Il y a 30 ans, le printemps chinois écrasé par les tanks à Tiananmen

Le 30 mai 1989, des étudiants de l'Université de Pékin mettent la dernière main à la déesse de la démocratie érigée sur la place Tiananmen. Keystone / Jeff Widener

Les espoirs de réformes démocratiques sont plus faibles que jamais en Chine, 30 ans après le massacre de Tiananmen le 4 juin 1989. Retour avec les archives de la RTS sur 7 semaines de manifestations qui ont ébranlé le parti communiste chinois avant qu’il ne retrouve sa poigne de fer.  

Frédéric Burnand, Genève

«Tiananmen, un devoir de mémoire», titre le sinisant Frédéric Koller, ancien correspondant en Chine pour le quotidien Le Temps, dans un éditorial consacré à l’anniversaire d’une répression brutale qui n’a jamais cessé depuis. De fait, bien peu de gouvernements ont rompu la loi du silence imposée par Pékin, le nouveau géant planétaire. Une déférence également respectée par les organes de l’ONU dédiés aux droits humains, où le régime chinois avance inexorablement ses pions.

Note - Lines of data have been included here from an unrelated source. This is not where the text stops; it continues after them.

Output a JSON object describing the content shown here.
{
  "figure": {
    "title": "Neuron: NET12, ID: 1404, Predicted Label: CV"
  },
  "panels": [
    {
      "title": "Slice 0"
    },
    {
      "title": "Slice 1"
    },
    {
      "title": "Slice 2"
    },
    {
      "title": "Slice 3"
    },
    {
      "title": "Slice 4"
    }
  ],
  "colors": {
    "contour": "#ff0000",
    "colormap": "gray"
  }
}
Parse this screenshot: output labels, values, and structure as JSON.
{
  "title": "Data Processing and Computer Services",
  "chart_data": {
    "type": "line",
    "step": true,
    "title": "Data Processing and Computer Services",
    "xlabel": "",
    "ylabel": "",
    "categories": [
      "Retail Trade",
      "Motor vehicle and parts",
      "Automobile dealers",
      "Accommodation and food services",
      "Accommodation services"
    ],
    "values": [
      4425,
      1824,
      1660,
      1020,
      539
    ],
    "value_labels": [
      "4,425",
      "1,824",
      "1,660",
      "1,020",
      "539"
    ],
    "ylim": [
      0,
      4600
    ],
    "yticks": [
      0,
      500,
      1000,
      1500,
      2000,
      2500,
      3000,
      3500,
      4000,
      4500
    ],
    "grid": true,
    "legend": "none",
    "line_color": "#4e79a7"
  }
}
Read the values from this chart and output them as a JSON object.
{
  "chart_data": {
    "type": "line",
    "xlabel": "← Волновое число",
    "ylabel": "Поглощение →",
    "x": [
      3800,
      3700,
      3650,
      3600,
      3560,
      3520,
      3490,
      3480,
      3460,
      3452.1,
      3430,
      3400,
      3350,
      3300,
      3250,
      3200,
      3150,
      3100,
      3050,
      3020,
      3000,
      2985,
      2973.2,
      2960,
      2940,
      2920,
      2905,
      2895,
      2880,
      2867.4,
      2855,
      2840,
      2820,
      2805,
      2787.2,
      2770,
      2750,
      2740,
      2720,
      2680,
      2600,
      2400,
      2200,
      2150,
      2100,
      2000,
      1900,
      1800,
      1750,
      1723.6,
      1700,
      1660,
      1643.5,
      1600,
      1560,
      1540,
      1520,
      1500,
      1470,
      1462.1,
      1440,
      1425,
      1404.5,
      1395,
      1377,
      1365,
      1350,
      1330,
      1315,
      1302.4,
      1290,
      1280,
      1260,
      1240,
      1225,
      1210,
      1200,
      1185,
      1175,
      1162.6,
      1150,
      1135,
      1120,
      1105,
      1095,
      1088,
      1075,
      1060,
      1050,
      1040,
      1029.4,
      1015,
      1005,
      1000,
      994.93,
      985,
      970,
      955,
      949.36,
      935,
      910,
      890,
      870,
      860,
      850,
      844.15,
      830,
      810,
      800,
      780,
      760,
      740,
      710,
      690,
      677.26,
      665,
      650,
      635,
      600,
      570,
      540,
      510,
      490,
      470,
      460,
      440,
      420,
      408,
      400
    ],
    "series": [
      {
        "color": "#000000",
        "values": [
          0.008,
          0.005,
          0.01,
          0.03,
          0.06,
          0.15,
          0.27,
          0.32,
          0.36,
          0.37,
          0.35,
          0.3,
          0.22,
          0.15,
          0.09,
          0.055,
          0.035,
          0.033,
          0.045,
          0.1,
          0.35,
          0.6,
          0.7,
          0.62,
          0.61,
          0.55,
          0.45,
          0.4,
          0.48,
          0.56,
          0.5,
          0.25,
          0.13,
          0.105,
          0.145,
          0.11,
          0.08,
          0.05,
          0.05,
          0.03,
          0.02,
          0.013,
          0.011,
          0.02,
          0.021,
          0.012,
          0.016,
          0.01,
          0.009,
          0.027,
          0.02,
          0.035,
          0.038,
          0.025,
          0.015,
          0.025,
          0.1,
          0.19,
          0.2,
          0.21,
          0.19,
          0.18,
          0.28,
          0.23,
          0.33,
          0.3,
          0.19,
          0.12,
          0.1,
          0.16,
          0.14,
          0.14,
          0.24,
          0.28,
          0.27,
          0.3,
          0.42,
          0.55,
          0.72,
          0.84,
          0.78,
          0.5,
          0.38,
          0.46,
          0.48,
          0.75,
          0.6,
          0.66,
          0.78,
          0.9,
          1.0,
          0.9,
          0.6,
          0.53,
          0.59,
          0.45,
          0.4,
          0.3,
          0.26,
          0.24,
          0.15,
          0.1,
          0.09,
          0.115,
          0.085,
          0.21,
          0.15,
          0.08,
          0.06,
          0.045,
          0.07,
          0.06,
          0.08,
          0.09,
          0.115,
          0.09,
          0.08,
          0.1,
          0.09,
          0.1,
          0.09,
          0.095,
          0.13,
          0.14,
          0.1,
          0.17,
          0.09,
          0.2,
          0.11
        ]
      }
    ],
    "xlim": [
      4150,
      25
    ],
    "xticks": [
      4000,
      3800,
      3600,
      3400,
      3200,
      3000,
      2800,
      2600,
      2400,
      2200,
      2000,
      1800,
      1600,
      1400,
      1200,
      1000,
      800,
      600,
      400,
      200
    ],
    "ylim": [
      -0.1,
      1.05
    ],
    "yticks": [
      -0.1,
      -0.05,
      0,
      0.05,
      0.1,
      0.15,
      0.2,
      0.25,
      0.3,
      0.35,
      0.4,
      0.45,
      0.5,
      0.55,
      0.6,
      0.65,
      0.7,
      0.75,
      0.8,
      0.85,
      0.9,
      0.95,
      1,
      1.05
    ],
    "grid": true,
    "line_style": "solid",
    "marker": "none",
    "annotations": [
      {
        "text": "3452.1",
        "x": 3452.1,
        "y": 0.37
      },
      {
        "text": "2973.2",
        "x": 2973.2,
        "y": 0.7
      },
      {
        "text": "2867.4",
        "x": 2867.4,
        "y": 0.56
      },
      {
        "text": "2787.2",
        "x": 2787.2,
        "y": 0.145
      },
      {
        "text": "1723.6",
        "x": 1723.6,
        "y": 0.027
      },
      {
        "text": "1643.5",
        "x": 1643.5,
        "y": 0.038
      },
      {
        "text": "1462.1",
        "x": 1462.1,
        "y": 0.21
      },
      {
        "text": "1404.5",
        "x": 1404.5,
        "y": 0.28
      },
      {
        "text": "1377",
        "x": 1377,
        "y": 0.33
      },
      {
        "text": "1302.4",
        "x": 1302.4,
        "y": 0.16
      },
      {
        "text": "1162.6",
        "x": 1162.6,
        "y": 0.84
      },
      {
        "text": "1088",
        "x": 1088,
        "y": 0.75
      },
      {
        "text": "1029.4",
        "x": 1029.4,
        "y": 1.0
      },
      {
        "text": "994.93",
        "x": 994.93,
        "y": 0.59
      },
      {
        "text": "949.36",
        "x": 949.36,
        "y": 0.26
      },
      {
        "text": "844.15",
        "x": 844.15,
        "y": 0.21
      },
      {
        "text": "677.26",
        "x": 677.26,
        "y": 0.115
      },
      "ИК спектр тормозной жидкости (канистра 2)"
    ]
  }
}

L’éditorialiste pose donc franchement la question en pointant la Suisse: «Alors pourquoi n’avoir pas 'tiré un trait depuis longtemps sur cette affaire', comme le disait le ministre de la Défense Ueli Maurer en visitant une division blindée à Pékin en 2016? Pourquoi ne pas recevoir le chef des armées chinoises ces jours-ci à Berne, quelques jours avant ce 4 juin fatidique? Pourquoi ne pas se contenter de regarder vers l’avenir? Pourquoi faudrait-il se souvenir qu’en ce printemps 1989 les Chinois tentaient de prendre en main leur destin avec ce fol espoir de liberté?»

Un espoir fou qui a médusé les chaines de télévision venues du monde entier pour couvrir la visite historique du président de l’URSS Mikhaïl Gorbatchev à Pékin:

Le reportage à Tienanmen de Joëlle Kuntz de la RTS diffusé le 14 mai 1989


Trois jours plus tard, le 17 mai, Joëlle Kuntz raconte l’immense soutien apporté par la population aux étudiants, face à une armée hésitante à réprimer, tout comme le parti communiste chinois.


Une effervescence populaire dont témoignent également ces images brutes tournée par l’équipe de la RTS.


Dans la nuit du 3 au 4 juin 1989, des chars de l’armée écrasent le sit-in de la place Tienanmen installé depuis 7 semaines. C’est le début de l’implacable répression du mouvement démocratique à Pékin et dans les principales villes du pays.

Le reportage de la RTS diffusé en octobre 1989 par l’émission Temps Présent.

Alors pourquoi ne faut-il pas oublier «les âmes errantes du 4 juin» (l’expression citée par le journaliste Pierre Haski est du Prix Nobel de la paix Liu Xiaobo, mort en prison)?

Frédéric Koller répond à la fin de son édito: «Tout simplement pour se rappeler que les Chinois, un jour, pourraient décider de prendre une autre voie, comme ils voulaient le faire il y a une génération. Tout simplement pour ne pas se faire les complices d’un parti redevenu totalitaire et menaçant pour les démocraties. Alors souvenons-nous, avec les Chinois qui le peuvent.»